When our conscience screams condemnation, God promises redemption. When overcome by the burdens of guilt, God promises peace. These are elusive victories. They are battles many will fight on their own with little to no result. And the mystery behind miraculous victories can only be found in the promises foretold in the Old Testament. The same power given to Biblical heroes are given to us. That power centers on God’s Son. His life becomes our life. His victory becomes our victory.
That’s the essence of the Christmas message.
The babe born in Bethlehem is a proclamation of free and full forgiveness. It’s a victorious message of a promise kept. It is the promise given by God that by faith in Christ, we receive the full pardon of all our sins.

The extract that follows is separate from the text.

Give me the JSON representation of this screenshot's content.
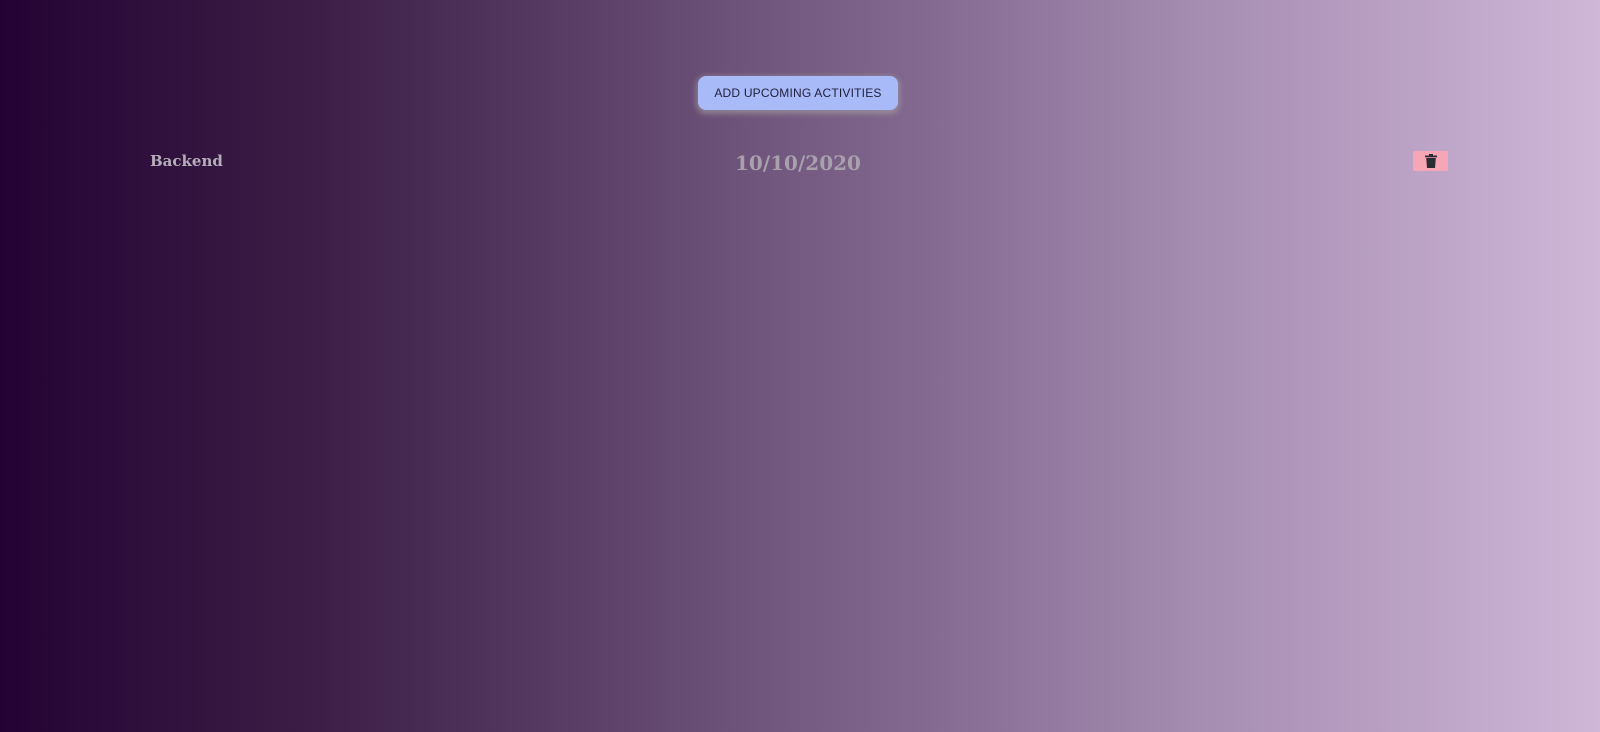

Our suspicious human nature still demands more information. Experience has manifested the axiom, “What sounds too good to be true, probably isn’t.” We easily join with the expert in the law who confronted Jesus with the question, “What must I do to inherit eternal life?” We all are tempted to look within ourselves for an answer. To try harder. To stumble more often. There has to be something we can do to become more righteous, to be declared forgiven, to earn a place by God’s throne.
The mystery of faith lies behind the truth that following Christ is not a pursuit, but a surrender. It’s an abandonment of self. Faith means fully trusting a promise and believing that God is perfectly reliable.
In one sense, it’s an utter act of humility — a laying down of our plow at the feet of Christ and keeping it there. Faith ends the present tense of pursuing, and rejoices in the past tense of having already arrived. All because of what Christ has already accomplished for us on the cross. Our complete forgiveness. Our salvation assured.
Where is my strength, O Lord?
Victory is receive by those who in weakness rely solely on Christ, not to the strong who rely on human effort. Just ask Gideon, Samson, David and Samuel. Even the Apostle Paul.
There is a key that opens the kingdom of heaven. It’s a mystery already solved. Saul from Tarsus found it on the road to Damascus. His eyes were opened by the words of Christ. And in that mystery he discovered that only in Christ I am strong. In weakness there is strength.
Perhaps that’s why salvation can only be found in a manger. Seek Him and you will know.